I used actually to read letters like this, but these days I don’t. Out the back of the Chaplain’s office lives a good and faithful servant called Erik the Shred. These days I invariably take letters which people have forgotten to put their names or addresses on out to Erik. He shreds them so that they can be turned into compost and Lucy uses that to grow delicious runner beans. We find that is a life-giving use for anonymous letters.
This may seem like a slightly extreme thing to do. After all, I’m a nosy person and would love to know what everyone has to say, surely. The trouble is I can’t not know what I do know, even if it’s wrong, if you get my drift.I believe I owe my colleagues a basic loyalty where if someone was ashamed to put their name to their letter, that’s the end of the matter.
I remember people saying to me when I was a parish priest “Rector I shouldn’t be telling you this.” The simple answer, which accords with my Scots Presbyterian genes, is “well don’t, then.” Bitterness, slander, gossip, words that say “Raca” arising from thoughts that breach the ninth commandment, grow from such roots. best strangle them at birth.

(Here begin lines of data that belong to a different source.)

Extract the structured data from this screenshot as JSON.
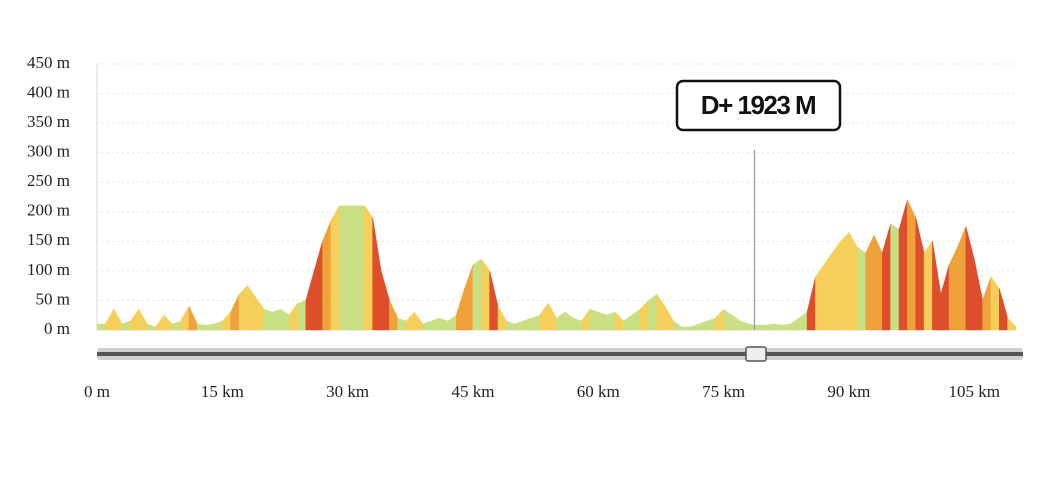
{
  "chart_data": {
    "type": "area",
    "x": [
      0,
      1,
      2,
      3,
      4,
      5,
      6,
      7,
      8,
      9,
      10,
      11,
      12,
      13,
      14,
      15,
      16,
      17,
      18,
      19,
      20,
      21,
      22,
      23,
      24,
      25,
      26,
      27,
      28,
      29,
      30,
      31,
      32,
      33,
      34,
      35,
      36,
      37,
      38,
      39,
      40,
      41,
      42,
      43,
      44,
      45,
      46,
      47,
      48,
      49,
      50,
      51,
      52,
      53,
      54,
      55,
      56,
      57,
      58,
      59,
      60,
      61,
      62,
      63,
      64,
      65,
      66,
      67,
      68,
      69,
      70,
      71,
      72,
      73,
      74,
      75,
      76,
      77,
      78,
      79,
      80,
      81,
      82,
      83,
      84,
      85,
      86,
      87,
      88,
      89,
      90,
      91,
      92,
      93,
      94,
      95,
      96,
      97,
      98,
      99,
      100,
      101,
      102,
      103,
      104,
      105,
      106,
      107,
      108,
      109,
      110
    ],
    "series": [
      {
        "values": [
          10,
          10,
          35,
          10,
          15,
          35,
          10,
          5,
          25,
          10,
          15,
          40,
          10,
          8,
          10,
          15,
          30,
          60,
          75,
          55,
          35,
          30,
          35,
          25,
          45,
          50,
          100,
          150,
          185,
          210,
          210,
          210,
          210,
          190,
          100,
          50,
          20,
          15,
          30,
          10,
          15,
          20,
          15,
          25,
          70,
          110,
          120,
          100,
          40,
          15,
          10,
          15,
          20,
          25,
          45,
          20,
          30,
          20,
          15,
          35,
          30,
          25,
          30,
          15,
          25,
          35,
          50,
          60,
          40,
          15,
          5,
          5,
          10,
          15,
          20,
          35,
          25,
          15,
          10,
          8,
          8,
          10,
          8,
          10,
          20,
          30,
          90,
          110,
          130,
          150,
          165,
          140,
          130,
          160,
          130,
          180,
          170,
          220,
          190,
          130,
          150,
          60,
          110,
          140,
          175,
          120,
          50,
          90,
          70,
          20,
          5
        ],
        "colors": [
          "#c9df84",
          "#f5cf5a",
          "#f5cf5a",
          "#c9df84",
          "#f5cf5a",
          "#f5cf5a",
          "#c9df84",
          "#f5cf5a",
          "#f5cf5a",
          "#c9df84",
          "#f5cf5a",
          "#f0a23a",
          "#c9df84",
          "#c9df84",
          "#c9df84",
          "#f5cf5a",
          "#f0a23a",
          "#f5cf5a",
          "#f5cf5a",
          "#f5cf5a",
          "#c9df84",
          "#c9df84",
          "#c9df84",
          "#f5cf5a",
          "#c9df84",
          "#dd4e2a",
          "#dd4e2a",
          "#f0a23a",
          "#f5cf5a",
          "#c9df84",
          "#c9df84",
          "#c9df84",
          "#f5cf5a",
          "#dd4e2a",
          "#dd4e2a",
          "#f0a23a",
          "#c9df84",
          "#f5cf5a",
          "#f5cf5a",
          "#c9df84",
          "#c9df84",
          "#c9df84",
          "#c9df84",
          "#f0a23a",
          "#f0a23a",
          "#c9df84",
          "#f5cf5a",
          "#dd4e2a",
          "#f5cf5a",
          "#c9df84",
          "#c9df84",
          "#c9df84",
          "#c9df84",
          "#f5cf5a",
          "#f5cf5a",
          "#c9df84",
          "#c9df84",
          "#c9df84",
          "#f5cf5a",
          "#c9df84",
          "#c9df84",
          "#c9df84",
          "#f5cf5a",
          "#c9df84",
          "#c9df84",
          "#f5cf5a",
          "#c9df84",
          "#f5cf5a",
          "#f5cf5a",
          "#c9df84",
          "#c9df84",
          "#c9df84",
          "#c9df84",
          "#c9df84",
          "#f5cf5a",
          "#c9df84",
          "#c9df84",
          "#c9df84",
          "#c9df84",
          "#c9df84",
          "#c9df84",
          "#c9df84",
          "#c9df84",
          "#c9df84",
          "#c9df84",
          "#dd4e2a",
          "#f5cf5a",
          "#f5cf5a",
          "#f5cf5a",
          "#f5cf5a",
          "#f5cf5a",
          "#c9df84",
          "#f0a23a",
          "#f0a23a",
          "#dd4e2a",
          "#c9df84",
          "#dd4e2a",
          "#f0a23a",
          "#dd4e2a",
          "#f5cf5a",
          "#dd4e2a",
          "#dd4e2a",
          "#f0a23a",
          "#f0a23a",
          "#dd4e2a",
          "#dd4e2a",
          "#f0a23a",
          "#f5cf5a",
          "#dd4e2a",
          "#f5cf5a",
          "#c9df84"
        ]
      }
    ],
    "xlim": [
      0,
      110
    ],
    "ylim": [
      0,
      450
    ],
    "xticks": [
      {
        "value": 0,
        "label": "0 m"
      },
      {
        "value": 15,
        "label": "15 km"
      },
      {
        "value": 30,
        "label": "30 km"
      },
      {
        "value": 45,
        "label": "45 km"
      },
      {
        "value": 60,
        "label": "60 km"
      },
      {
        "value": 75,
        "label": "75 km"
      },
      {
        "value": 90,
        "label": "90 km"
      },
      {
        "value": 105,
        "label": "105 km"
      }
    ],
    "yticks": [
      {
        "value": 0,
        "label": "0 m"
      },
      {
        "value": 50,
        "label": "50 m"
      },
      {
        "value": 100,
        "label": "100 m"
      },
      {
        "value": 150,
        "label": "150 m"
      },
      {
        "value": 200,
        "label": "200 m"
      },
      {
        "value": 250,
        "label": "250 m"
      },
      {
        "value": 300,
        "label": "300 m"
      },
      {
        "value": 350,
        "label": "350 m"
      },
      {
        "value": 400,
        "label": "400 m"
      },
      {
        "value": 450,
        "label": "450 m"
      }
    ],
    "grid": true,
    "annotation": {
      "text": "D+ 1923 M",
      "x": 78.7
    }
  }
}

It may be that the letter I never read was the sort of letter that made the writer feel better to have written, but should, in fact, never be read in its original form. There are letters like that. I hope this is one of them. It may be that they really want to draw to my attention to something with words for which that they can take responsibility, in which case I’d be delighted to hear from them. It’ll get here even quicker with the correct postcode (“9BG” not “9BD”)Erik is a hungry lad. He has only had two such snacks in the past five years, which, given the amount of mail we get, is high testimony to the basic character and decency of people out there. I wonder if my “straight to the shredder unread” policy is a bit hard-nosed, but suspect it’s the correct thing to do... surely?